Initially introduced in 1996, the HIPAA legislation’s primary purpose was to increase healthcare industry performance, enhance insurance portability, protect patients’ privacy, and ensure health information is kept confidential.
Three of the best examples of Personal Health Information are patient’s names, physical addresses, and email addresses, and the most significant benefits of HIPAA are:
Let’s take a look at the primary purposes of HIPAA today and what each of them involves.
HIPAA requires the coverage of and restricts limitations that a group health plan can place on benefits for pre-existing conditions. Group health plans may fail to provide benefits relating to pre-existing conditions for either 12 months or 18 months in the case of late enrollment. Individuals are allowed to reduce the exclusion period by the amount of time they have had creditable coverage before enrolling in the plan and after any significant breaks in coverage.
HIPAA legislation improved efficiency in the healthcare industry by ensuring that workers receive health insurance coverage when moving between jobs.
Now that we know this, what else does the HIPAA law make provision for?
Healthcare fraud and abuse are prevented by protecting patients and health plan members’ privacy, thus ensuring health information is kept secure. Patients are notified of breaches of their health data. New standards have been set that require healthcare groups to adopt effective ways of reducing their paperwork burden.
One of the most troubling issues in medicine today is medical liability. State medical liability reform is essential to lighten the heavy burden of patient death and injury. The enormous financial burdens imposed on medical practitioners and insurance companies may restrict patient access to the best quality care.
Let’s take a look at which rules are in place to protect patients’ electronic and personal information.

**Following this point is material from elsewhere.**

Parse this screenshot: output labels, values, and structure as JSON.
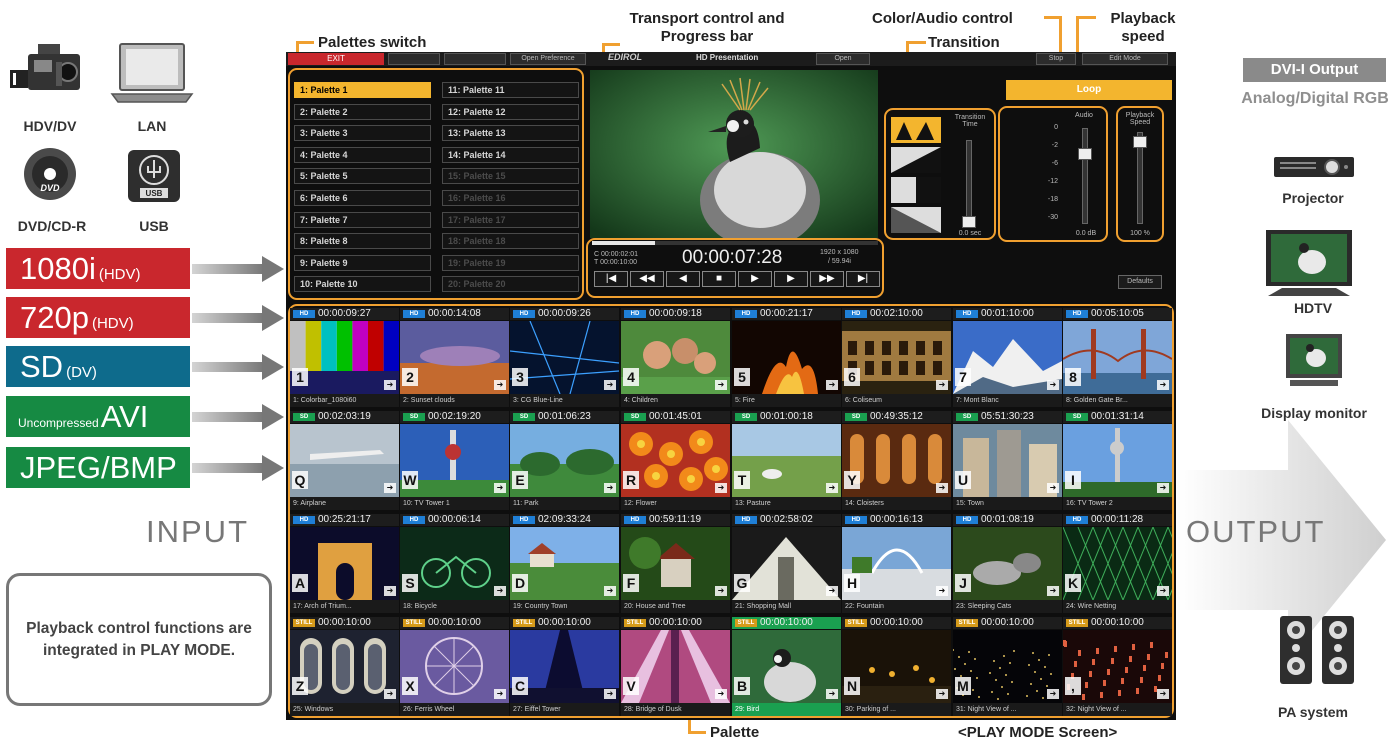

The Privacy Rule covers any protected health information (PHI) kept or transmitted by a covered entity in any form, whether paper, oral or electronic. Covered entities are required to take the necessary steps to limit the use or disclosure of protected health information to the necessary minimum. Under this rule, patients can also review and obtain a copy of their health records and request corrections.
The key aim of the HIPAA Security Rule is to ensure that electronically protected health information (ePHI) is adequately guarded.
Click here for more information on covered entities under HIPAA.
Information is essential to provide adequate healthcare. It is also crucial for everybody in the health care system to conveniently and efficiently access information to provide the right care at the right time and make appropriate decisions. The regulations have created a certain degree of uncertainty, and many have seen it as a possible barrier to accessing digital health information. Fact sheets were developed to eliminate this problem on HIPAA Permitted Uses and Disclosures, providing examples of when ePHI can be exchanged under HIPAA without requiring the patient’s specific authorization. The fact sheets address the following topics:
Now that we know more about permitted uses and disclosures, let’s look at the tax implications.
HIPAA forbids the tax-deduction of interest on life insurance loans, enforces group health insurance requirements, and standardizes the amount of money saved in medical savings accounts before tax.
HIPAA also includes provisions related to the treatment of individuals who lose U.S. Citizenship for income tax purposes, company-owned life insurance, and repeals the financial institution rule to interest allocation rules.
In short, we can conclude that HIPAA’S primary aim is to enhance the portability of health insurance, to improve efficiency in the healthcare industry, and to protect the privacy of health plan members and patients, ensuring that patients are notified of violations and breaches and that their health information is kept secure.